Kahles Timo, Mono Marie-Luise, Heldner Mirjam Rachel, Baumgartner Ralf Werner, Sarikaya Hakan, Luft Andreas, Bohlhalter Stephan, Traenka Christopher, Engelter Stefan T, Kurka Natalia, Köhrmann Martin, Curtze Sami, Michel Patrik, Tatlisumak Turgut, Nedeltchev Krassen
From the Department of Neurology, Cantonal Hospital Aarau, Aarau, Switzerland (T.K., K.N.); Inselspital, University Hospital and University of Bern, Bern, Switzerland (M.-L.M., M.R.H., H.S.); Hirslanden Hospital Zurich, Zurich, Switzerland (R.W.B.); University Hospital Zurich, Zurich, Switzerland (A.L.); Cantonal Hospital Lucerne, Lucerne, Switzerland (S.B.); University Hospital Basel, Basel, Switzerland (C.T., S.T.E.); Universitätsklinikum Erlangen, Erlangen, Germany (N.K., M.K.); Helsinki University Central Hospital, Helsinki, Finland (S.C., T.T.); Sahlgrenska University Hospital, Gothenburg, Sweden (T.T.); Institute of Neuroscience and Physiology, The Sahlgrenska Academy at University of Gothenburg, Gothenburg, Sweden (T.T.); and University Hospital Lausanne CHUV, Lausanne, Switzerland (P.M.).
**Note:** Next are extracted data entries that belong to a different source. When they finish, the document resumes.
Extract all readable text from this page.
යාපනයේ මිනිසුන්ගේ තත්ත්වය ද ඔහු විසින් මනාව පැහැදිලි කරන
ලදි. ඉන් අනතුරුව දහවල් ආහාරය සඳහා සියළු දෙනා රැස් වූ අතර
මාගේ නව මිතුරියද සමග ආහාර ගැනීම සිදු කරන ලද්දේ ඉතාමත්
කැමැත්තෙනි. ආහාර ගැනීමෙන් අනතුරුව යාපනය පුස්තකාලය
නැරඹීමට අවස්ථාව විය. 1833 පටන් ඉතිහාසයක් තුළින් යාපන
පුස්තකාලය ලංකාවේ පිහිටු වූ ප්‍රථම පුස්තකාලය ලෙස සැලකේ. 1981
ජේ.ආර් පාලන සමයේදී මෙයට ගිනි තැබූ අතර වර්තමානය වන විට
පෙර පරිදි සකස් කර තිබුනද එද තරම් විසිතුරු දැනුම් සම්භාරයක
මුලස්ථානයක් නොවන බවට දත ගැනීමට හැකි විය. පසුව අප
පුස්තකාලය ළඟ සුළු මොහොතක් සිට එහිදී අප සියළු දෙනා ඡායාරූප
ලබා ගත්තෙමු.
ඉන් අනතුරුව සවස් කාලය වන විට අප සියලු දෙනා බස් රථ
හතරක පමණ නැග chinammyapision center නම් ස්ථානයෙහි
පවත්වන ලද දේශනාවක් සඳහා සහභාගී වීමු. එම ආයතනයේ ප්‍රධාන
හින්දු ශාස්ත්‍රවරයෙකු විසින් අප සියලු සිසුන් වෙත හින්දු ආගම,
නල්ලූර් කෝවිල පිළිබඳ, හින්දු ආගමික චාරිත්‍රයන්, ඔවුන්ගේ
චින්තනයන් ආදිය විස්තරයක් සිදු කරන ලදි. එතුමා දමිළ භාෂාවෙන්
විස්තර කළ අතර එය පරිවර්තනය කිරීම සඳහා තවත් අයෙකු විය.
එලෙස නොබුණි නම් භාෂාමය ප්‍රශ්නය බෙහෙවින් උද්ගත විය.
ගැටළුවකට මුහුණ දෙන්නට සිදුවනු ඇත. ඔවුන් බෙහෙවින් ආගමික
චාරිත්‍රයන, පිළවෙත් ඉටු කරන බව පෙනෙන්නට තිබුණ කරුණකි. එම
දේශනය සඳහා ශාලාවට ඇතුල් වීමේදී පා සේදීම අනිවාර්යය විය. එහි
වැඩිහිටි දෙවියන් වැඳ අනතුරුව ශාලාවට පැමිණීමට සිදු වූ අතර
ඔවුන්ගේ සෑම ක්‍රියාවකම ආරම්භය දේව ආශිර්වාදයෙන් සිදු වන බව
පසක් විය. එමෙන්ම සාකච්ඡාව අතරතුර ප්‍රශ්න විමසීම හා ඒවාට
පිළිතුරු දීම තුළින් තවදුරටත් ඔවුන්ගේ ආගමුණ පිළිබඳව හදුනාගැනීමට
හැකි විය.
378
Stroke. 2016 Aug;47(8):2133-5. doi: 10.1161/STROKEAHA.116.013599. Epub 2016 Jun 30.
Intravenous thrombolysis (IVT) within 4.5 hours from symptom onset improves functional outcome in patients with acute ischemic stroke. Its use in patients with previous stroke within the preceding 3 months is contraindicated because of the assumed higher risk of intracranial hemorrhage. In addition, tissue-type plasminogen activator may itself promote neurotoxicity and blood-brain barrier disruption. However, safety and effectiveness of repeated IVT is essentially unknown in patients with early (<3 months) recurrent stroke (ERS), because they were excluded from thrombolysis trials. This article reports the largest case series of repeated IVT in ERS.
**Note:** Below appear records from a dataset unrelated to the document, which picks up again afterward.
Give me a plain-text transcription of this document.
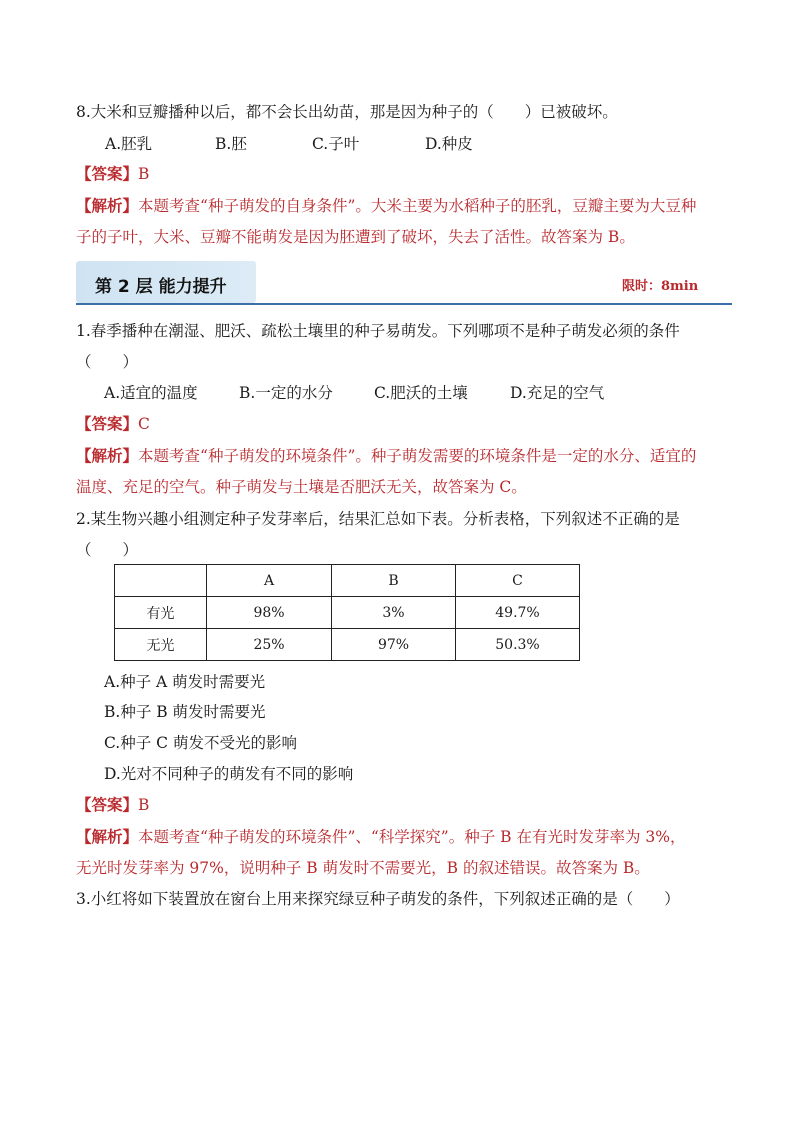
8.大米和豆瓣播种以后，都不会长出幼苗，那是因为种子的（　　）已被破坏。
A.胚乳	B.胚	C.子叶	D.种皮
【答案】B
【解析】本题考查“种子萌发的自身条件”。大米主要为水稻种子的胚乳，豆瓣主要为大豆种
子的子叶，大米、豆瓣不能萌发是因为胚遭到了破坏，失去了活性。故答案为 B。
第 2 层 能力提升	限时：8min
1.春季播种在潮湿、肥沃、疏松土壤里的种子易萌发。下列哪项不是种子萌发必须的条件
（　　）
A.适宜的温度	B.一定的水分	C.肥沃的土壤	D.充足的空气
【答案】C
【解析】本题考查“种子萌发的环境条件”。种子萌发需要的环境条件是一定的水分、适宜的
温度、充足的空气。种子萌发与土壤是否肥沃无关，故答案为 C。
2.某生物兴趣小组测定种子发芽率后，结果汇总如下表。分析表格，下列叙述不正确的是
（　　）
	A	B	C
有光	98%	3%	49.7%
无光	25%	97%	50.3%
A.种子 A 萌发时需要光
B.种子 B 萌发时需要光
C.种子 C 萌发不受光的影响
D.光对不同种子的萌发有不同的影响
【答案】B
【解析】本题考查“种子萌发的环境条件”、“科学探究”。种子 B 在有光时发芽率为 3%，
无光时发芽率为 97%，说明种子 B 萌发时不需要光，B 的叙述错误。故答案为 B。
3.小红将如下装置放在窗台上用来探究绿豆种子萌发的条件，下列叙述正确的是（　　）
We reviewed databases of prospectively collected patient data of 8 European stroke centers for the presence of patients with ERS, who received IVT for both the index stroke and ERS. Demographics, clinical and radiological data, bleeding complications, and functional outcome were analyzed.
We identified 19 subjects with repeated IVT in ERS. Mean age was 68±12 years, and 37% of them were female. Median interthrombolysis interval was 30 days (interquartile range, 13-50). Functional independence (modified Rankin scale score ≤2) was achieved in 79% of patients after the first and in 47.4% after repeated IV tissue-type plasminogen activator, respectively. There was no symptomatic intracranial hemorrhage. Median final infarct volume after the first IVT was 1.5 cm(3) (interquartile range, 0.5-3.1).
Patients with small infarct volumes and robust clinical improvement might be considered for repeated IVT within 3 months. Studies following strict protocols and larger registries incorporating these patients might serve to identify selection criteria for the safe use of repeated IVT in ERS.
症状发作后4.5小时内进行静脉溶栓(IVT)可改善急性缺血性卒中患者的功能结局。由于颅内出血风险较高,在前3个月内有过卒中史的患者禁用IVT。此外,组织型纤溶酶原激活剂本身可能会促进神经毒性和血脑屏障破坏。然而,早期(<3个月)复发性卒中(ERS)患者重复IVT的安全性和有效性基本未知,因为他们被排除在溶栓试验之外。本文报告了ERS患者重复IVT的最大病例系列。
我们回顾了8个欧洲卒中中心前瞻性收集的患者数据数据库,以查找ERS患者,这些患者在首次卒中和ERS时均接受了IVT。分析了人口统计学、临床和放射学数据、出血并发症及功能结局。
我们确定了19例ERS患者接受了重复IVT。平均年龄为68±12岁,其中37%为女性。两次溶栓间隔的中位数为30天(四分位间距,13 - 50)。首次IVT后79%的患者和重复静脉注射组织型纤溶酶原激活剂后47.4%的患者实现了功能独立(改良Rankin量表评分≤2)。未出现症状性颅内出血。首次IVT后的最终梗死体积中位数为1.5 cm³(四分位间距,0.5 - 3.1)。
梗死体积小且临床改善明显的患者可考虑在3个月内进行重复IVT。遵循严格方案的研究以及纳入这些患者的更大规模登记研究可能有助于确定ERS患者安全使用重复IVT的选择标准。